Oppressive or unfairly prejudicial conduct?
The pleadings
[231] Freddy, by the 3ASOC, alleged he had been unfairly prejudiced in the conduct of the Companies because:
(a)The plaintiff’s removal as director was in breach of:
(i)The Agreement.
(ii)The common law duty on the fourth defendant as beneficial owner of 80% of the shares in each of the defendant companies to exercise his powers for a proper purpose.
(b)He has been excluded from the operations of the company in breach of the Agreement.
(c)The issue of the additional share capital in each of the defendant companies was prejudicial in that:
(i)The relevant resolutions by the third defendant were made for improper purposes, being to put financial pressure on the plaintiff and/or dilute his shareholding, and is accordingly in breach of section 133 of the Companies Act 1993 and the director’s common law duty to exercise powers for proper purposes, and is accordingly void.
(ii)The issue grossly undervalues the existing shares in the defendant companies.
(iii)The issue dilutes the plaintiff's shareholding in the companies.
(iv)The company had no need for additional capital.
(v)The fourth defendant has unpaid share capital of $20 million.
(d)The plaintiff’s exclusion from the companies, and the improper dilution of his shareholding, and the fourth defendant’s failure to contribute agreed capital, have resulted in the value of the plaintiff’s shareholding being diminished in value by an amount to be quantified prior to trial.
(e)The termination of the plaintiff’s employment caused him financial loss at the rate of $100,000 per annum from 1 October 2018.
[232] By their statements of defence, the defendants denied that their actions in relation to the removal of the defendant as a director and from the operations of the Companies and the issue of additional share capital were unfairly prejudicial or oppressive. They recorded the willingness of Jimmy to acquire Freddy’s shares at a
fair value. They pleaded that Freddy was disentitled to relief by reason of those aspects of his contact which they asserted to have been in breach of his duties.
The law
[233]Section 174 of the Act relevantly provides:
174 Prejudiced shareholders
(1)A shareholder or former shareholder of a company, or any other entitled person, who considers that the affairs of a company have been, or are being, or are likely to be, conducted in a manner that is, or any act or acts of the company have been, or are, or are likely to be, oppressive, unfairly discriminatory, or unfairly prejudicial to him or her in that capacity or in any other capacity, may apply to the court for an order under this section.
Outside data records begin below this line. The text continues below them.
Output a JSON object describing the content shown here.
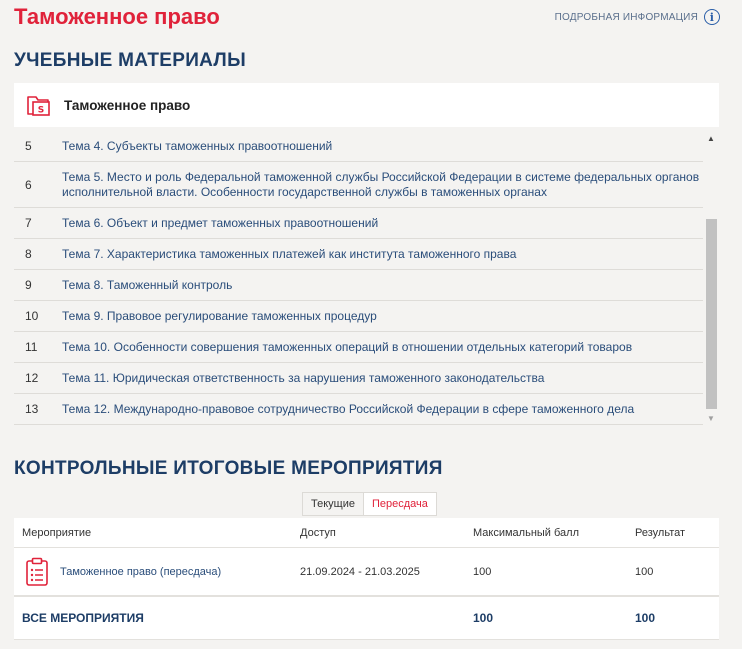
{
  "header": {
    "title": "Таможенное право",
    "info_label": "ПОДРОБНАЯ ИНФОРМАЦИЯ",
    "info_icon": "info-icon"
  },
  "materials": {
    "section_title": "УЧЕБНЫЕ МАТЕРИАЛЫ",
    "course_name": "Таможенное право",
    "course_icon": "folder-icon",
    "topics": [
      {
        "num": "5",
        "title": "Тема 4. Субъекты таможенных правоотношений"
      },
      {
        "num": "6",
        "title": "Тема 5. Место и роль Федеральной таможенной службы Российской Федерации в системе федеральных органов исполнительной власти. Особенности государственной службы в таможенных органах"
      },
      {
        "num": "7",
        "title": "Тема 6. Объект и предмет таможенных правоотношений"
      },
      {
        "num": "8",
        "title": "Тема 7. Характеристика таможенных платежей как института таможенного права"
      },
      {
        "num": "9",
        "title": "Тема 8. Таможенный контроль"
      },
      {
        "num": "10",
        "title": "Тема 9. Правовое регулирование таможенных процедур"
      },
      {
        "num": "11",
        "title": "Тема 10. Особенности совершения таможенных операций в отношении отдельных категорий товаров"
      },
      {
        "num": "12",
        "title": "Тема 11. Юридическая ответственность за нарушения таможенного законодательства"
      },
      {
        "num": "13",
        "title": "Тема 12. Международно-правовое сотрудничество Российской Федерации в сфере таможенного дела"
      }
    ]
  },
  "events": {
    "section_title": "КОНТРОЛЬНЫЕ ИТОГОВЫЕ МЕРОПРИЯТИЯ",
    "tabs": [
      "Текущие",
      "Пересдача"
    ],
    "active_tab": "Пересдача",
    "columns": [
      "Мероприятие",
      "Доступ",
      "Максимальный балл",
      "Результат"
    ],
    "rows": [
      {
        "name": "Таможенное право (пересдача)",
        "access": "21.09.2024 - 21.03.2025",
        "max": "100",
        "result": "100",
        "icon": "clipboard-icon"
      }
    ],
    "total": {
      "label": "ВСЕ МЕРОПРИЯТИЯ",
      "max": "100",
      "result": "100"
    }
  },
  "colors": {
    "accent": "#e0223a",
    "heading": "#1d3d66",
    "link": "#2a4d7a"
  }
}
(2)If, on an application under this section, the court considers that it is just and equitable to do so, it may make such order as it thinks fit including, without limiting the generality of this subsection, an order—
(a)requiring the company or any other person to acquire the shareholder’s shares; or
(b)requiring the company or any other person to pay compensation to a person; or
…
[234] On the basis of Freddy’s case as pleaded, the three sequential questions for the Court are:
(a)were the affairs of the Companies operated in a manner that was oppressive or unfairly prejudicial to Freddy?
(b)if so, is it just and equitable to order relief?
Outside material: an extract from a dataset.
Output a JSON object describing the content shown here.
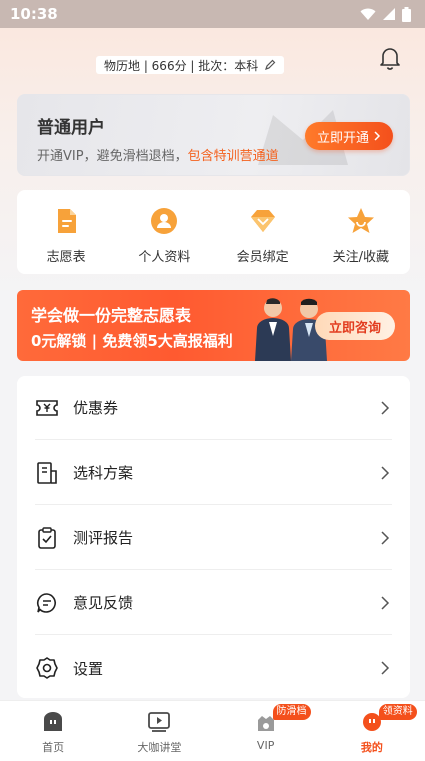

(c)if so, what is the value of Freddy’s shareholding (if any)?
Unfairly prejudicial or oppressive?
[235] The focus of s 174(1) of the Act is on conduct that is unjustly detrimental to any member of the company whatever form it takes (and whether it adversely affects all members alike or discriminates against some only).3
[236] A lack of probity or the presence of bad faith are not necessary conditions to the granting of relief under s 174.4
[237] In determining whether conduct falls within the categories identified in s 174 of the Act, the court will take account of matters other than the strict terms of the formal constitutional or contractual documents, such as special circumstances that reasonably lead a shareholder to believe the powers would not be exercised in a particular way.5
[238] In determining whether a defendant’s conduct has been unfairly prejudicial, the Court will have regard to whether there has been an offer to buy the complainant’s shares or make some other fair arrangement whether that offer to purchase cures any unfairness is a question of fact for the Court to determine in the circumstances.6
The conduct in this case
[239] The predicament facing the Companies during 2018 was impossible to ignore. With Golden Coast, as the operating company, continuing to trade unprofitably, and no willingness on the part of Jimmy (or Freddy) to extend (beyond the already substantial advances) further credit to the Companies, the Companies could not prudently be allowed to continue to operate. The closure of operations, at least for the time being, was required. Freddy himself agreed with that at the time.
3 Thomas v HW Thomas Ltd [1984] 1 NZLR 686, (1984) 2 NZCLC 99,148 at 693 (referring to s 174’s precursor s 209 Companies Amendment Act 1980).
4 Sturgess v Dunphy [2014] NZCA 266 at [137].
5 Re Waitikiri Links Ltd (1989) 4 NZCLC 64,922 (HC) at 5.
6 Birchfield v Birchfield Holdings Ltd [2021] NZCA 428, [2022] 2 NZLR 123 at [33]–[36].
[240] It would have been self-evident to all the parties that, were there to be a restructuring of the Companies so as to give them a sound, future trading potential, the necessary funds required would need to come from either Jimmy or Michael.
[241] Any restructuring, so depending on the goodwill of Jimmy and/or Michael, would require the Companies to have a governance structure that was functional and united.
[242] The relationship between the parties (Freddy on the one hand and Jimmy and Michael on the other) had deteriorated to the point of dysfunction by September 2018. The interests of the Companies required functioning governance. It mattered not whether the matters that had led to the dysfunctional relationship were due to misconduct on the part of Freddy or not. The correct outcome of Freddy’s claim does not turn on whether he had misconducted himself. It turns on the fact that, for a wide range of reasons that had developed through a period of some 18 months, there was, by September 2018, no prospect of continuing functional operation of the two companies, if Jimmy and Freddy remained as co-directors.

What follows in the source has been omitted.